Two weeks ago, I visited the Deaf community in South St. Elizabeth for the second time to conduct some linguistic research. I was there for two days. And what an experience it was!
Up until I started visiting the South St. Elizabeth community in August this year, my experiences doing field research came primarily from my being an undergraduate linguistics student. My first such trip was to Moore Town, a Maroon community in the Cockpit Country. The trip was part of the Creole Linguistics course. At the graduate level, I had to go to Linstead, St. Catherine, for an Advanced Phonology (ugh!) course. The aim of the trip was to determine whether or not Jamaican Creole is a stress, tonal or pitch accent language. Ambitious, ikr!!!
Each of my prior field research trip lasted for only a few hours - five (5) the most. Also, for these trips, I was with other students. So, if anything went wrong, we had each other's shoulders to lean on and, most importantly, we had people with whom to share the blame! Naturally, then, my field research experience, up until now, has been pretty limited. The trips I had, however, made it easier to me to launch out on my own for hours upon hours in the field.

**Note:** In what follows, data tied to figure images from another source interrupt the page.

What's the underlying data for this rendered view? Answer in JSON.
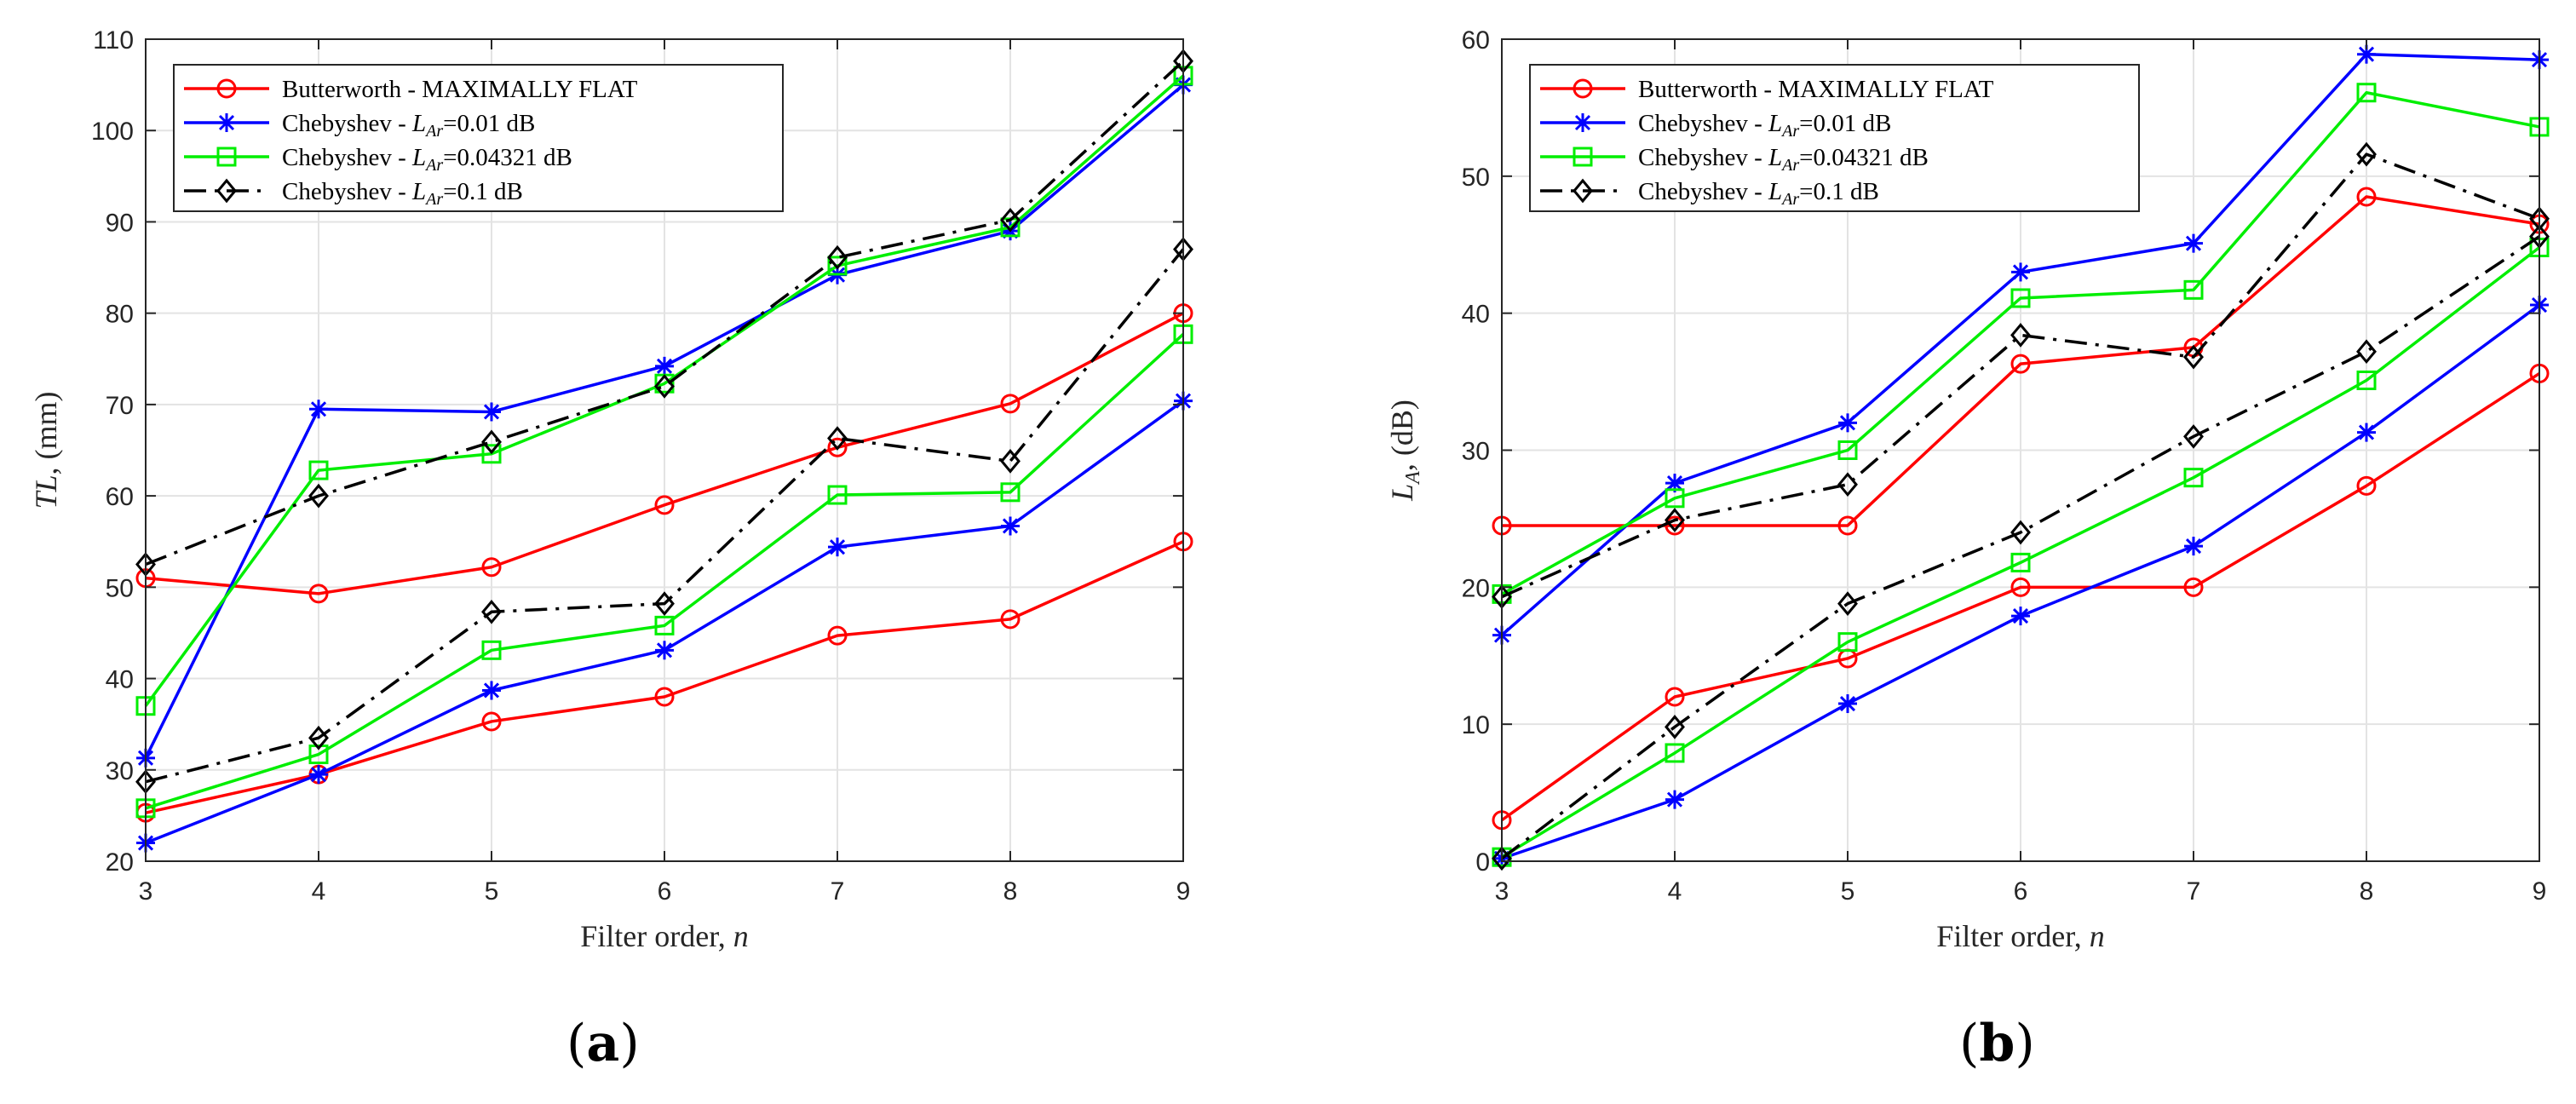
{
  "figure": {
    "panel_labels": [
      {
        "open": "(",
        "letter": "a",
        "close": ")"
      },
      {
        "open": "(",
        "letter": "b",
        "close": ")"
      }
    ]
  },
  "chart_data": [
    {
      "type": "line",
      "panel": "a",
      "xlabel": "Filter order, n",
      "xlabel_text": "Filter order, ",
      "xlabel_var": "n",
      "ylabel": "TL, (mm)",
      "ylabel_var": "TL",
      "ylabel_text": ", (mm)",
      "xlim": [
        3,
        9
      ],
      "ylim": [
        20,
        110
      ],
      "xticks": [
        3,
        4,
        5,
        6,
        7,
        8,
        9
      ],
      "yticks": [
        20,
        30,
        40,
        50,
        60,
        70,
        80,
        90,
        100,
        110
      ],
      "grid": true,
      "legend_position": "top-left",
      "x": [
        3,
        4,
        5,
        6,
        7,
        8,
        9
      ],
      "series": [
        {
          "name": "Butterworth - MAXIMALLY FLAT",
          "legend_text": "Butterworth - MAXIMALLY FLAT",
          "color": "#ff0000",
          "marker": "circle",
          "dash": "solid",
          "lines": [
            [
              51,
              49.3,
              52.2,
              59,
              65.3,
              70.1,
              80
            ],
            [
              25.3,
              29.5,
              35.3,
              38,
              44.7,
              46.5,
              55
            ]
          ]
        },
        {
          "name": "Chebyshev - L_Ar=0.01 dB",
          "legend_text": "Chebyshev - ",
          "legend_sub": "Ar",
          "legend_val": "=0.01 dB",
          "color": "#0000ff",
          "marker": "asterisk",
          "dash": "solid",
          "lines": [
            [
              31.3,
              69.5,
              69.2,
              74.2,
              84.2,
              89,
              105
            ],
            [
              22,
              29.5,
              38.7,
              43.1,
              54.4,
              56.7,
              70.4
            ]
          ]
        },
        {
          "name": "Chebyshev - L_Ar=0.04321 dB",
          "legend_text": "Chebyshev - ",
          "legend_sub": "Ar",
          "legend_val": "=0.04321 dB",
          "color": "#00ee00",
          "marker": "square",
          "dash": "solid",
          "lines": [
            [
              37,
              62.8,
              64.6,
              72.3,
              85.2,
              89.4,
              106
            ],
            [
              25.8,
              31.7,
              43.1,
              45.8,
              60.1,
              60.4,
              77.7
            ]
          ]
        },
        {
          "name": "Chebyshev - L_Ar=0.1 dB",
          "legend_text": "Chebyshev - ",
          "legend_sub": "Ar",
          "legend_val": "=0.1 dB",
          "color": "#000000",
          "marker": "diamond",
          "dash": "dashdot",
          "lines": [
            [
              52.5,
              60,
              65.9,
              72,
              86.1,
              90.2,
              107.6
            ],
            [
              28.7,
              33.5,
              47.3,
              48.2,
              66.3,
              63.8,
              87
            ]
          ]
        }
      ]
    },
    {
      "type": "line",
      "panel": "b",
      "xlabel": "Filter order, n",
      "xlabel_text": "Filter order, ",
      "xlabel_var": "n",
      "ylabel": "L_A, (dB)",
      "ylabel_var": "L",
      "ylabel_sub": "A",
      "ylabel_text": ", (dB)",
      "xlim": [
        3,
        9
      ],
      "ylim": [
        0,
        60
      ],
      "xticks": [
        3,
        4,
        5,
        6,
        7,
        8,
        9
      ],
      "yticks": [
        0,
        10,
        20,
        30,
        40,
        50,
        60
      ],
      "grid": true,
      "legend_position": "top-left",
      "x": [
        3,
        4,
        5,
        6,
        7,
        8,
        9
      ],
      "series": [
        {
          "name": "Butterworth - MAXIMALLY FLAT",
          "legend_text": "Butterworth - MAXIMALLY FLAT",
          "color": "#ff0000",
          "marker": "circle",
          "dash": "solid",
          "lines": [
            [
              24.5,
              24.5,
              24.5,
              36.3,
              37.5,
              48.5,
              46.5
            ],
            [
              3,
              12,
              14.8,
              20,
              20,
              27.4,
              35.6
            ]
          ]
        },
        {
          "name": "Chebyshev - L_Ar=0.01 dB",
          "legend_text": "Chebyshev - ",
          "legend_sub": "Ar",
          "legend_val": "=0.01 dB",
          "color": "#0000ff",
          "marker": "asterisk",
          "dash": "solid",
          "lines": [
            [
              16.5,
              27.6,
              32,
              43,
              45.1,
              58.9,
              58.5
            ],
            [
              0.2,
              4.5,
              11.5,
              17.9,
              23,
              31.3,
              40.6
            ]
          ]
        },
        {
          "name": "Chebyshev - L_Ar=0.04321 dB",
          "legend_text": "Chebyshev - ",
          "legend_sub": "Ar",
          "legend_val": "=0.04321 dB",
          "color": "#00ee00",
          "marker": "square",
          "dash": "solid",
          "lines": [
            [
              19.5,
              26.5,
              30,
              41.1,
              41.7,
              56.1,
              53.6
            ],
            [
              0.3,
              7.9,
              16,
              21.8,
              28,
              35.1,
              44.8
            ]
          ]
        },
        {
          "name": "Chebyshev - L_Ar=0.1 dB",
          "legend_text": "Chebyshev - ",
          "legend_sub": "Ar",
          "legend_val": "=0.1 dB",
          "color": "#000000",
          "marker": "diamond",
          "dash": "dashdot",
          "lines": [
            [
              19.3,
              24.9,
              27.5,
              38.4,
              36.8,
              51.6,
              46.9
            ],
            [
              0.2,
              9.8,
              18.8,
              24,
              31,
              37.2,
              45.6
            ]
          ]
        }
      ]
    }
  ]
}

Here are eleven (11) lessons I learnt on my last research trip to St. Elizabeth:
1. Do not underestimate the amount of work you can cover during on a given trip. I'm not sure what led me to believe I could have gone through 90 minutes of data in two days! A file may be short, but very complex; a file may be long, but pretty simple!
2. Ensure you have all your equipment before leaving for your trip. Forgetting my laptop charger cost me valuable time and money.
3. It's best to maintain a balance between not overestimating and not underestimating your language helpers' eyes. They do not always see everything you see as a linguist! Remain skeptical until proven wrong/right, and do so without giving the impression your language helpers don't know their language! The data quality and or their eyes may not be as good. You may also be seeing more than is actually there. Well, something may be there, but of no linguistic significance!
4. The people whose language you are researching may be less hard on you than the people who write all that field research ethics stuff you may have read in books that are aimed at helping you on the field. Country Signers gave me that "stop-being-worried-we-are-fine-with-you-taking-pictures-and-so-on" look. In fact, on my first trip, several come to me asking for my camera and teaching me Country Sign! Still follow the rules and don't exploit your assistants.
5. Remember you can have an influence on how subsequent researchers are accepted/treated by members of the speech community. Country Signers spoke of how many people from Jamaica and elsewhere have visited them. It was obvious Country Signers haven't been turned off by prior researchers.
6. "Si an blind, hear an deaf!" Some of the things you see are best ignored. Do nothing to jeaprodise your relationship with members of the speech community. Sometimes this means you have to keep your eyes and hands shut. Like you, your language consultants aren't angels!
7. Language helpers work best when you express genuine interest in them. Get to know them. Establish friendships. Live with them, if you can. Avoid staying at guest houses and hotels, only visiting when you need to work on your data. Don't be in a hurry to get your recorder or computer.
8. If you are working with data that someone else annotated, keep in mind the annotator is only human. They may have left out something. They may have gotten something wrong. Do not begin your analysis until you are confident in the accuracy of the annotation(s).
9. Be perceptive/sensitive. Some language helpers are too nice to tell you they are tired. If you have to return to the community some other time, do so. Don't allow your helpers to suffer from your unrealistic goals.
10. The Deaf are usually concerned about being away from home after a certain time in the evenings/at nights. If your language helpers do not live close to where they meet with you, they may be able to spend more time with you if they don't have to worry about how they will get home. So, if can help them get home, offer your assistance. It works wonders!
11. Language data is usually "messy." There are many "imperfections" - interruptions, partially produced constructions, corrections, etc. Don't be deceived by the perfectly formed constructions you see in linguistic books, journals, etc!
So, these were the things that stood out to me during my last visit. They remind me of a saying I heard from a preacher a few years ago, "Experience is the best teacher, but the school fee is high."